Toyota Land Cruisers, Corporate GM, Dana or other manufactures use a removable cover on the rear axle housing to permit access to the differential, in order to remove the axle shaft retaining components, read semi-float c-clip axle designs found in Land Cruiser 40/55/60/62 series found in the USA. GM and Dana have both used c-clip axle shaft retention methods in the past, even as recent as the TJ Wrangler with the Dana 35, and the Corporate 10 and 12 bolts found in Tahoes, pickups, and other GM lighter truck products.
There are other manufactures that use a semi-float axle design that do not use c-clips to retain the axles, but rather, a bolt on retainer that keeps the bearing assembly that is pressed onto the axle shaft, attached to the end of the axle housing using bolts and nuts. Ford 9” and the 8.8” Ford, along with the Toyota 8” mini truck rear axles are a couple examples.
Dana makes semi-float rear axles that use the same style of bearing retainer keeping the bearing and axle assembly secured to the end of the axle flange with bolts. However, they do not use the third-member/center section design, which necessitates the removable differential cover in order to service the carrier assembly for the ring gear.
You do not need to have a removable differential cover on an axle that uses the third-member or center section design differential. If there were a justifiable reason for having a removable cover on a full-float axle housing, Toyota, Ford and others would have made it so. (Land Cruiser full-floats, 80/100 series in the USA) There is not anything that is really serviceable on those differentials. In the event your spider gears fail, they will likely find their way into the ring and pinion, only to ruin more components, resulting in the need to remove the center section from the axle housing for cleaning and repair. There is not enough room in a Land Cruiser axle housing to set up a differential and properly adjust carrier-bearing backlash with the differential center section mounted in the axle housing.

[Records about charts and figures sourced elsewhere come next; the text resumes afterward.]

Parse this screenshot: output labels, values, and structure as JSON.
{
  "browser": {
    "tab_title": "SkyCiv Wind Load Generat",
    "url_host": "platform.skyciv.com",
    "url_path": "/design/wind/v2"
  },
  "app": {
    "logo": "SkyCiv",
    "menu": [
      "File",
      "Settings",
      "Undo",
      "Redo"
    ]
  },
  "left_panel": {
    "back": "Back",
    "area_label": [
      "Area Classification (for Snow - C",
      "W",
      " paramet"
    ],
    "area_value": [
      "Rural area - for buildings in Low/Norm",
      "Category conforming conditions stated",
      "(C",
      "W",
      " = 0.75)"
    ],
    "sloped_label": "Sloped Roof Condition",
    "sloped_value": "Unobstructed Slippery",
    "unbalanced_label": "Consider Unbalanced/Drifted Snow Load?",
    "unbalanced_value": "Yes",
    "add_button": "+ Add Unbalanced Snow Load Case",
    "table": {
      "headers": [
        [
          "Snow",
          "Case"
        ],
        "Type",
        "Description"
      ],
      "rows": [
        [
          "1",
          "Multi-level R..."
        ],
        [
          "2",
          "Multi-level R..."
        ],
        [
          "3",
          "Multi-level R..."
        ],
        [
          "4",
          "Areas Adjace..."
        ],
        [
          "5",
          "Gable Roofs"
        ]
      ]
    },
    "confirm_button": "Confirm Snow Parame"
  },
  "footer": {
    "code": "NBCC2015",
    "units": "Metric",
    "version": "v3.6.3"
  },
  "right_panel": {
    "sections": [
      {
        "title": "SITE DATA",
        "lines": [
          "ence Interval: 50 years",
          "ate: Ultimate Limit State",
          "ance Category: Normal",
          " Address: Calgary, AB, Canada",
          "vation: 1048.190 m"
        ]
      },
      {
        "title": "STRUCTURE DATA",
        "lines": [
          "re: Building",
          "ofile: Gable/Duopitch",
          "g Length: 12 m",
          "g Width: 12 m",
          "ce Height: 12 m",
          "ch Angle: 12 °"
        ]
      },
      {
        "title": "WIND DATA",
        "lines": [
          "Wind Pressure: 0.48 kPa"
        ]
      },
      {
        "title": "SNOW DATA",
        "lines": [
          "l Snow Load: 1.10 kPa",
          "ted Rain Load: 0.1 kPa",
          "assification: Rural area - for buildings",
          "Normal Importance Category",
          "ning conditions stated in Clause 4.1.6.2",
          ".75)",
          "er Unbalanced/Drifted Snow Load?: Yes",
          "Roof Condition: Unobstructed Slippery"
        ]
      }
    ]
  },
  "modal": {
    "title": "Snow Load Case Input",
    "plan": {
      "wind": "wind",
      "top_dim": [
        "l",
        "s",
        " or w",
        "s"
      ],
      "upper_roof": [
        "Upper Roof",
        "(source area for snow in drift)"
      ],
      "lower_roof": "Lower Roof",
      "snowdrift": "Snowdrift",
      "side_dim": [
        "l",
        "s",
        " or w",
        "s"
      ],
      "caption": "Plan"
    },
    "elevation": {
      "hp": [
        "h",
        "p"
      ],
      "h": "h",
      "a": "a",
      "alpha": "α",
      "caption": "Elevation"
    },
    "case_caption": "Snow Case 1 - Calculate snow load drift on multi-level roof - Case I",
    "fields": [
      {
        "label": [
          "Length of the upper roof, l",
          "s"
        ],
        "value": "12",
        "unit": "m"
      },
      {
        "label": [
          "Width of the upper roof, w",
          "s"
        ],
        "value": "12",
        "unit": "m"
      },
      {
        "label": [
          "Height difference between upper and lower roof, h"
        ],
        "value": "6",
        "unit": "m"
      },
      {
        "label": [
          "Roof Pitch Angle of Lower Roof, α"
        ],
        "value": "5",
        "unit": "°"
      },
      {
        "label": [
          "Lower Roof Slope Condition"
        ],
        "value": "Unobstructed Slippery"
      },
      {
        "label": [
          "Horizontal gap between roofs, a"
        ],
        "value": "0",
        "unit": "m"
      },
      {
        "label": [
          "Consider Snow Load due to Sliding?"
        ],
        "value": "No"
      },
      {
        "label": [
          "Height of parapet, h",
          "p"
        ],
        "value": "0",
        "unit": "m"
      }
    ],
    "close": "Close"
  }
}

The Danas: Any idea why Dana's design put the seals so far inboard
When Dana changed to an open knuckle and exposed u-joint instead of a closed knuckle/u-joint or CV affair, they figured there was no reason for oil to be out by the knuckle if there is nothing to lubricate there.
Do the shafts rust between those inboard seals and the seal at the end of the tube?

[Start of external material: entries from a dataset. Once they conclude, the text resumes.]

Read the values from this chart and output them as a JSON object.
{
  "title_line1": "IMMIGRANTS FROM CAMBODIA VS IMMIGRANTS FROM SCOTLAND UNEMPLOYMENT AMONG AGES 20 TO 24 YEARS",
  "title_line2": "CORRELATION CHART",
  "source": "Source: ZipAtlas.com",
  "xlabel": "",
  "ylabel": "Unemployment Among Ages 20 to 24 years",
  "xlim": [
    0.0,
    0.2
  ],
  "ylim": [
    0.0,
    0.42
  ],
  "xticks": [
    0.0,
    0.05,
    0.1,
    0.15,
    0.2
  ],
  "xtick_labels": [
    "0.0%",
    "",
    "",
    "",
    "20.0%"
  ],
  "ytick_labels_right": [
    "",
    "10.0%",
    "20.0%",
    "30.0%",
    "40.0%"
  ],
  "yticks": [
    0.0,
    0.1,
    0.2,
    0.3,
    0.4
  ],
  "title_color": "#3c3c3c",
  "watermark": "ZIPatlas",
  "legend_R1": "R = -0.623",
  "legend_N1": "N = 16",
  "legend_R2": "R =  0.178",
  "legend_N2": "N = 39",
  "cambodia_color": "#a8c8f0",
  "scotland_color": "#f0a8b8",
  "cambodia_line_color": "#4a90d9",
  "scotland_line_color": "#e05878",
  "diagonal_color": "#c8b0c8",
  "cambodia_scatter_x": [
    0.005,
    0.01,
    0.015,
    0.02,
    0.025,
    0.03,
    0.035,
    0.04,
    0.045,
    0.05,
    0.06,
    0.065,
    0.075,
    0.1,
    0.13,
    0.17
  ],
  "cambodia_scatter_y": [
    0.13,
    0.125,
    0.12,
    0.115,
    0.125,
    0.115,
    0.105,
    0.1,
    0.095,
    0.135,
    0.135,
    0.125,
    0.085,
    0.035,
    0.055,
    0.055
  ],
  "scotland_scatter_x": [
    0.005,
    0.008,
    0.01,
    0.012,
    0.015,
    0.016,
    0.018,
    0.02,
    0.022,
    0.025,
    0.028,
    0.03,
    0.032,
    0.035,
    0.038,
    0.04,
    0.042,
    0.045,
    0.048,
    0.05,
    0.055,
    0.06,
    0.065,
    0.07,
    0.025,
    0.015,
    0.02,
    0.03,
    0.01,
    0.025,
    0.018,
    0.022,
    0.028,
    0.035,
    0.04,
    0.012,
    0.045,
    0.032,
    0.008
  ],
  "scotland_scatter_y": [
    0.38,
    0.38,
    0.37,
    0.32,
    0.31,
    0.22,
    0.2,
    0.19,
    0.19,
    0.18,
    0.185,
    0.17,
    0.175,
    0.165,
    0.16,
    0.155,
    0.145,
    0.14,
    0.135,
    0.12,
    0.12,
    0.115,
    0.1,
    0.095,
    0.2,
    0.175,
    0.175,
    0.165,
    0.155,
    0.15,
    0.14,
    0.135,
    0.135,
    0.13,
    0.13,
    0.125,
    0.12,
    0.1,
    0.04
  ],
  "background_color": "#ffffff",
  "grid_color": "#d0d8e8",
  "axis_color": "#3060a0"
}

The axle shafts rust and the tubes collect all sorts of dirt/mud/sand/abrasives, etc. There are not any seals on the outboard section of the axle housing preventing debris from getting into the axle tube.
Does that system make seal failures more difficult to notice?
No, not really. When the inner axle seal is leaking, it just weeps down the axle tube and makes a mess at the knuckle, very similar to what happens when a inner axle seal is leaking on a Land Cruiser or mini truck front axle assembly.